O objetivo do Vāstu é harmonizar os espaços construídos com os efeitos positivos das leis da natureza – o vento, a chuva, o sol etc – e as energias cósmicas da terra. Assim como o Yoga trabalha com o prāṇā no nosso corpo, ajudando na nossa saúde, o Vāstu reconhece os ambientes como “seres vivos” e trabalha com o prāṇā nos espaços para que possamos viver neles com mais saúde e harmonia. Podemos dizer que o Haṭha Yoga e o Āyurveda concentram o seu cuidado no indivíduo e sua relação com o meio ambiente. O Vāstu concentra o seu cuidado no meio ambiente e sua relação com o indivíduo que nele está inserido.
Um dos preceitos do Vāstu que nos deixa claro o cuidado com a terra é o que diz que não se deve cortar árvores do terreno, tampouco desmatar a vegetação. Caso seja imprescindível cortar alguma árvore, que essa mesma quantidade seja plantada noutro local. Dentro da visão védica as plantas também são indivíduos (jīvas) e merecem o mesmo respeito e reverência que todos os outros seres vivos.
Referências do Vāstu são encontradas em detalhes nos Vedas, Puraṇas, Vedāṅgas e nos épicos. O Vāstu possui quatro divisões principais que trata: do cuidado na escolha do terreno para a construção de uma casa, templo ou cidade, tamanho, formato, a direção que as casas devem estar posicionadas; da escolha do material de esculturas de arte, pedra, madeira e outras matérias-primas e das suas proporções e tamanho; de fórmulas de como localizar poços de água, sua profundidade, pressão, gosto e qualidade; dos minerais, suas variedades, disponibilidade e como achá-los na natureza.

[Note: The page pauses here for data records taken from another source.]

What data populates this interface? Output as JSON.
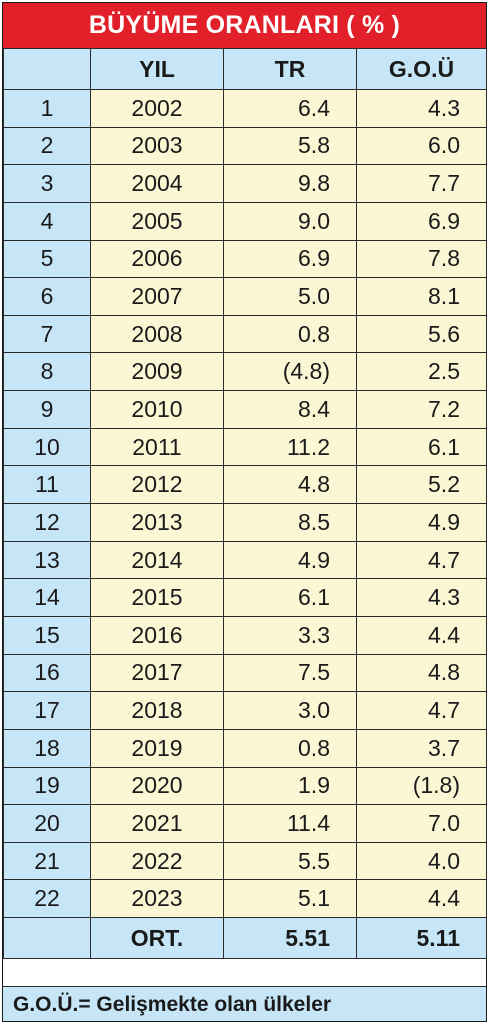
{
  "title": "BÜYÜME ORANLARI ( % )",
  "columns": {
    "index": "",
    "year": "YIL",
    "tr": "TR",
    "gou": "G.O.Ü"
  },
  "rows": [
    {
      "no": "1",
      "year": "2002",
      "tr": "6.4",
      "gou": "4.3"
    },
    {
      "no": "2",
      "year": "2003",
      "tr": "5.8",
      "gou": "6.0"
    },
    {
      "no": "3",
      "year": "2004",
      "tr": "9.8",
      "gou": "7.7"
    },
    {
      "no": "4",
      "year": "2005",
      "tr": "9.0",
      "gou": "6.9"
    },
    {
      "no": "5",
      "year": "2006",
      "tr": "6.9",
      "gou": "7.8"
    },
    {
      "no": "6",
      "year": "2007",
      "tr": "5.0",
      "gou": "8.1"
    },
    {
      "no": "7",
      "year": "2008",
      "tr": "0.8",
      "gou": "5.6"
    },
    {
      "no": "8",
      "year": "2009",
      "tr": "(4.8)",
      "gou": "2.5"
    },
    {
      "no": "9",
      "year": "2010",
      "tr": "8.4",
      "gou": "7.2"
    },
    {
      "no": "10",
      "year": "2011",
      "tr": "11.2",
      "gou": "6.1"
    },
    {
      "no": "11",
      "year": "2012",
      "tr": "4.8",
      "gou": "5.2"
    },
    {
      "no": "12",
      "year": "2013",
      "tr": "8.5",
      "gou": "4.9"
    },
    {
      "no": "13",
      "year": "2014",
      "tr": "4.9",
      "gou": "4.7"
    },
    {
      "no": "14",
      "year": "2015",
      "tr": "6.1",
      "gou": "4.3"
    },
    {
      "no": "15",
      "year": "2016",
      "tr": "3.3",
      "gou": "4.4"
    },
    {
      "no": "16",
      "year": "2017",
      "tr": "7.5",
      "gou": "4.8"
    },
    {
      "no": "17",
      "year": "2018",
      "tr": "3.0",
      "gou": "4.7"
    },
    {
      "no": "18",
      "year": "2019",
      "tr": "0.8",
      "gou": "3.7"
    },
    {
      "no": "19",
      "year": "2020",
      "tr": "1.9",
      "gou": "(1.8)"
    },
    {
      "no": "20",
      "year": "2021",
      "tr": "11.4",
      "gou": "7.0"
    },
    {
      "no": "21",
      "year": "2022",
      "tr": "5.5",
      "gou": "4.0"
    },
    {
      "no": "22",
      "year": "2023",
      "tr": "5.1",
      "gou": "4.4"
    }
  ],
  "average": {
    "label": "ORT.",
    "tr": "5.51",
    "gou": "5.11"
  },
  "footnote": "G.O.Ü.= Gelişmekte olan ülkeler",
  "colors": {
    "title_bg": "#e2202a",
    "header_bg": "#c6e6f8",
    "cell_bg": "#fbf6d4",
    "corner_bg": "#f6c5ba"
  }
}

3.3 Sobre o estilo de vida
Quando se fala em cuidar do meio ambiente, inclui-se aí o cuidado com a nossa mente, emoções e o nosso corpo. Mente, corpo e emoções não estão separados do meio ambiente, são o meio ambiente. Essa visão de não separação, revela-nos a importância de pensar o cuidado com a natureza como a atenção ao equilíbrio entre nosso corpo, pensamentos e emoções em sua constante e inevitável relação de efeito e causa com o meio que nos circunda, objetos, animais, pessoas. Ou seja, cuidar de si para cuidar do meio, cuidar do meio para cuidar de si.
A palavra “Yoga”, tanto na Bhagavad Gītā quanto no Yoga Sūtra, é usada para definir o caminho que se trilha, o caminho do autoconhecimento, e ao mesmo tempo o objetivo final dessa busca. O estado é o reconhecimento de união com o Todo. O caminho é tudo o que se usa como apoio para esse reconhecimento. Yoga então é uma proposta de estilo de vida para manter o indivíduo em equilíbrio e o reconhecimento claro de sua natureza plena. Yoga inclui tudo o que falamos anteriormente como Haṭha Yoga, mas amplia a prática de um momento específico do dia, de cuidado com o próprio corpo e mente, para um cuidado a todo o momento, em todas as relações que estabelecemos na vida.
3.3.1 Śama e Dama
Para toda e qualquer disciplina na vida é necessário śama e dama. É necessário se conhecer muito bem para criar uma disciplina sobre si mesmo e para fazer as escolhas adequadas na vida. Escolhas que vão nos conduzir à integração e à saúde.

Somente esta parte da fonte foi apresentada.